NXTSTYLE’s 2020 New Music Guide: Telgate
We learned of UK rock group Telgate late into 2019. We knew how great they were through listening to their single “CherryTight” but as you see in the interview below they are even greater people. Check out the interview below to learn more about Telgate.
An interview with Telgate
“Cherrytight” came out of a jam in one of our first ever practices in 2017. I [Casper, lead vocals] had a poem which I had written almost a year before the band had formed, which was a metaphor for the AIDS crisis in the 80s. The lyrics aren’t obviously connected with the meaning behind the song for most, which is justified as it’s a poem and a metaphor, not really something made to be straight forward; but at the time which I wrote them, I envisioned underground taboo scenes of our society deemed filthy and immoral to the public eye (such as gambling, brothels, substance abuse, etc) and translated that into how the crisis which was an epidemic and a tragedy in the queer community had been twisted by the media (and therefore our society as whole) to drive their bigoted views of gay, bisexual and trans people and promote a fear and of what they interpreted as “the gay disease”. Apathetically, to some, AIDS and HIV was not a tragedy, but something which could further “justify” their opinions of queer people being filthy and taboo.
I began turning the poem, quite spontaneously, into a melody as the band jammed and that simple post-punk inspired vocal melody and bass line combined with the flange guitar eventually became what is now “Cherrytight”.
We chose “Cherrytight” to be our debut single not only because of how long the song has been part of TELGATE but also because it encompasses who we are. We are queer activists who will not be silenced.
The basis of TELGATE is to empower individualism and empowering the people who listen to our music and come to our shows to stand up for who they are unapologetically and fight for what they believe in through art and activism. And nothing makes us happier than the feedback we receive off of queer people who have attended our shows and felt that empowerment to come out or do the things they wanted to do. Myself [Casper] being a non-conforming Trans Male, I am fully aware of the struggle trans people have for role models in music. We want to create a space where queer people feel inspired to create and do the things they love free of shame and oppression, and allow trans people of the future to grow up feeling like they have people to look up to like themselves and that they are not destined for failure and isolation. Trans lives matter and deserve to be seen as equal and strong humans, and fully able to be stories of success.
We also use our music to speak about less-spoken-of mental health issues such as psychosis which has had a great impact on my life, and autism.
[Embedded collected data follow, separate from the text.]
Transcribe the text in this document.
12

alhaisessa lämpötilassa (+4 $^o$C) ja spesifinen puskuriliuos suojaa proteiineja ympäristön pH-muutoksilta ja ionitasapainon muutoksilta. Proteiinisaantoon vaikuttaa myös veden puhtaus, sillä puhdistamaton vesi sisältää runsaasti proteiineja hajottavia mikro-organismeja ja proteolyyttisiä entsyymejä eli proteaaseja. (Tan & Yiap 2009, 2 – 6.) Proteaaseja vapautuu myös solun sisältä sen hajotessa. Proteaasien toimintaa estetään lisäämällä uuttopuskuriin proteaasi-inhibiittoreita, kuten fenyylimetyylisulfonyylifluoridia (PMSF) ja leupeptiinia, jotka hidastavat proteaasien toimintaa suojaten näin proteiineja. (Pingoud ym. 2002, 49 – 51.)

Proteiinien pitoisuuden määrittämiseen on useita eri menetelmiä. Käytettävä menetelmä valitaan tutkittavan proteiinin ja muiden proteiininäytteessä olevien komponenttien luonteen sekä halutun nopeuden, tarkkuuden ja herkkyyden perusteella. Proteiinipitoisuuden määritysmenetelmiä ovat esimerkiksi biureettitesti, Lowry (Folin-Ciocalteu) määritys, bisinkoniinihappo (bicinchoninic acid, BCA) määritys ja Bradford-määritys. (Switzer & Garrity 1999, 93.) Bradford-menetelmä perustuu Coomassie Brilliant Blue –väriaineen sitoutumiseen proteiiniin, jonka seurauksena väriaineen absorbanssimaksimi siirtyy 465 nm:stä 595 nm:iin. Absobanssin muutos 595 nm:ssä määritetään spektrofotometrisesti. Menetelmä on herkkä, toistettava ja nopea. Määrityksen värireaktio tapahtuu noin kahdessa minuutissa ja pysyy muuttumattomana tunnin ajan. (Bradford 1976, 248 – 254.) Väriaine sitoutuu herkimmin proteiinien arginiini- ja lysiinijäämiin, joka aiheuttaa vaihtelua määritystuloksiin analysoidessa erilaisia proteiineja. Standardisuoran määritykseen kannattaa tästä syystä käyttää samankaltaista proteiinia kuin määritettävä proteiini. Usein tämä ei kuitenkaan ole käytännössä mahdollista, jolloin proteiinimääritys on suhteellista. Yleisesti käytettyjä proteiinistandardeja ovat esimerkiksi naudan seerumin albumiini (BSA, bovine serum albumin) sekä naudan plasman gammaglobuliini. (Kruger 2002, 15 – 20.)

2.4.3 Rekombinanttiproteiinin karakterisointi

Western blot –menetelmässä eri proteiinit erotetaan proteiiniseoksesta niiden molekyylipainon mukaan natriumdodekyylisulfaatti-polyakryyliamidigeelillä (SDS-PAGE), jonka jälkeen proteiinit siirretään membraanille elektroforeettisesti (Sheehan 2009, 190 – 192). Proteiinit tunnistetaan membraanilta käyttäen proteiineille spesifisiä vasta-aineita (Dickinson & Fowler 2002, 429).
The official Cherrytight Music Video will be released in the beginning of the year, a music video filmed in a working men’s club in Ferndale (Located in the Rhondda Valley where many of our families were raised.) We also have plans to release our second single in the coming year and will be joining Zee (formerly Queen Zee) in Le Pub, Newport on February 6th for a fierce night of queer punk, glam and spoken word, also expect to catch us in London in April TBA and we are currently in the planning of putting on an array of queer showcases around Cardiff.
Following the words of Marc Bolan, I danced myself right out the womb and I’m sure I’ll dance myself into the tomb. Music, writing and performance has always been the key part of my life and the most precious part of my life. Before I could talk I hummed and when I could talk I would sit on my swing in my back garden and make up songs until my mum called me inside. I taught myself to play chords on my guitar around the age of eight or nine and began writing my own songs, which quickly became a coping mechanism for my trauma and intense emotions. I wrote music to avoid doing harm to myself as a child experiencing intense depressive and self-destructive tendencies and eventually when I began to experience psychosis – I wrote because I was too scared not to. It’s really something that has (as cliché as it sounds) saved me and helped me grow as a person. God knows where I’d be, if even alive, without it and I’m so thankful to be in a position where I can help others find hope and empowerment through music too.
The lyrics I connect with most are the lyrics which our song “Home Is Where The Rat Is” is based around. Those lyrics are:
“Home is where the rat is
Home is where the shadows live
Limbs without a joint
We are so free
As free as we can be”
The lyrics describe a long lasting symptom of my psychosis which was the delusion that I was from another world – the world where the creatures that I hallucinated where from. In intense psychotic episodes I would say I wanted to go home, and this “other world” was the home I spoke of. The creatures that I experienced are written into these lyrics – the rat king, the shadow, the joint less creatures – and are something that has inspired so many of our songs and my personal art. So this song (Home is where the rat is) and especially this line of it, really pays recognition to them and gives an insight into what is behind the lyrics to many of our other songs.